Coloplast A/S (COLO-B.CO), a medical devices manufacturer, reported Tuesday a loss in its second quarter, compared to prior year's profit, mainly hurt by a hefty impairment loss related to Kerecis, despite higher revenues. Further, the firm reaffirmed fiscal 2026 outlook.
In Copenhagen, the shares were gaining around 0.37 percent, trading at 402.00 Danish kroner.
In the second quarter, the company recorded net loss of 971 million Danish kroner, compared to last year's profit of 912 million kroner. Loss per share was 4.31 kroner, compared to profit of 4.05 kroner a year ago.
The latest results were mainly hurt by a special impairment loss of 3.03 billion kroner related to Kerecis as a result of the slower market recovery now anticipated in the skin substitutes out-patient setting.
Adjusted earnings per share were 6.16 kroner, compared to 4.34 kroner a year ago.
Operating profit or EBIT before special items dropped 4 percent from last year to 1.82 billion kroner. Adjusted EBITDA fell 3 percent to 2.17 billion kroner.
The adjusted EBIT margin was 26 percent, against 27 percent last year.
Coloplast delivered Q2 organic growth of 6 percent and 6 percent EBIT growth1 in constant currencies. Strong quarter in Chronic Care and Interventional Urology, challenging quarter in Wound & Tissue Repair.
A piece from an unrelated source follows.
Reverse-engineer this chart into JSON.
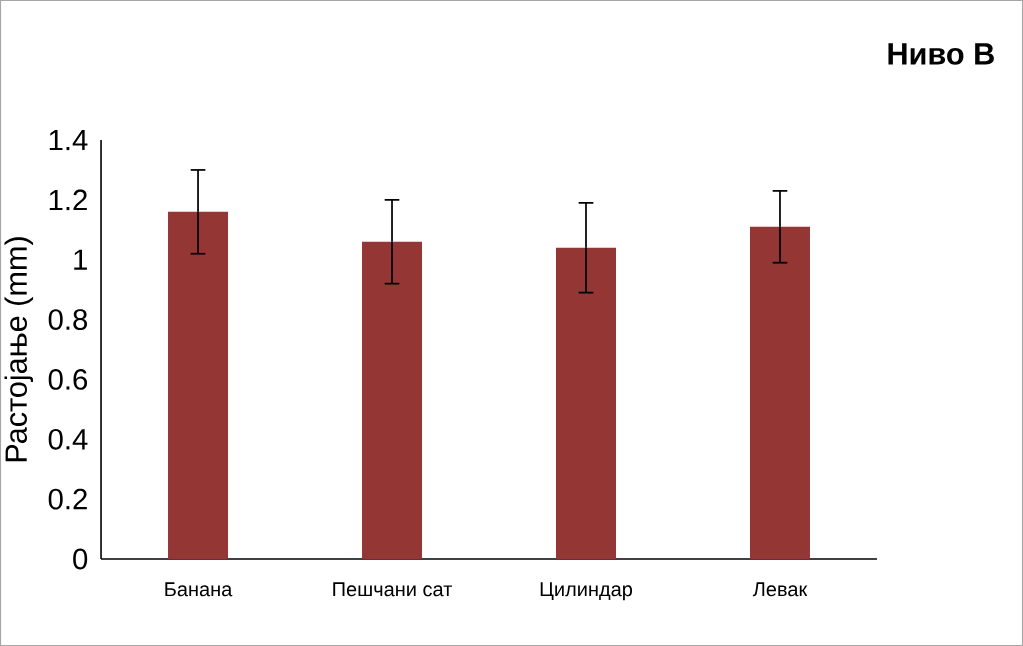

Revenue grew 2 percent to 7.08 billion kroner from 6.93 billion kroner last year, despite 4 percent points negative impact from currencies. Organic growth was 6 percent.
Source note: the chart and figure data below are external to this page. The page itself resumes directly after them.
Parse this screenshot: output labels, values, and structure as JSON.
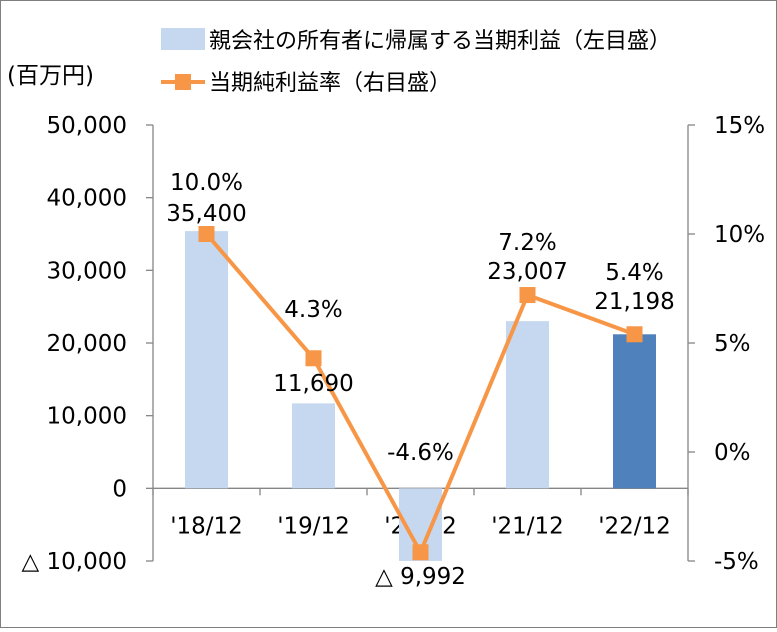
{
  "chart_data": {
    "type": "bar+line",
    "unit_label": "(百万円)",
    "categories": [
      "'18/12",
      "'19/12",
      "'20/12",
      "'21/12",
      "'22/12"
    ],
    "series": [
      {
        "name": "親会社の所有者に帰属する当期利益（左目盛）",
        "type": "bar",
        "axis": "left",
        "values": [
          35400,
          11690,
          -9992,
          23007,
          21198
        ],
        "labels": [
          "35,400",
          "11,690",
          "△ 9,992",
          "23,007",
          "21,198"
        ],
        "color": "#c6d8f0",
        "highlight_color": "#4f81bd",
        "highlight_index": 4
      },
      {
        "name": "当期純利益率（右目盛）",
        "type": "line",
        "axis": "right",
        "values": [
          10.0,
          4.3,
          -4.6,
          7.2,
          5.4
        ],
        "labels": [
          "10.0%",
          "4.3%",
          "-4.6%",
          "7.2%",
          "5.4%"
        ],
        "color": "#f79646"
      }
    ],
    "left_axis": {
      "range": [
        -10000,
        50000
      ],
      "ticks": [
        50000,
        40000,
        30000,
        20000,
        10000,
        0,
        -10000
      ],
      "tick_labels": [
        "50,000",
        "40,000",
        "30,000",
        "20,000",
        "10,000",
        "0",
        "△ 10,000"
      ]
    },
    "right_axis": {
      "range": [
        -5,
        15
      ],
      "ticks": [
        15,
        10,
        5,
        0,
        -5
      ],
      "tick_labels": [
        "15%",
        "10%",
        "5%",
        "0%",
        "-5%"
      ]
    },
    "grid": false,
    "legend": "top"
  }
}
Further, the company said it will pay a half-year interim dividend of 5.00 kroner per share, for a total dividend pay-out of 1.13 billion kroner.
Looking ahead for fiscal 2026, Coloplast said it continues to project revenue growth at around 3 percent, with 2 percent to 3 percent-points negative impact from currencies, organic revenue growth at 5 percent to 6 percent, and adjusted EBIT growth in constant currencies of around 5 percent.
The annual results would include special items of around 3.1 billion kroner, reflecting the Kerecis impairment loss.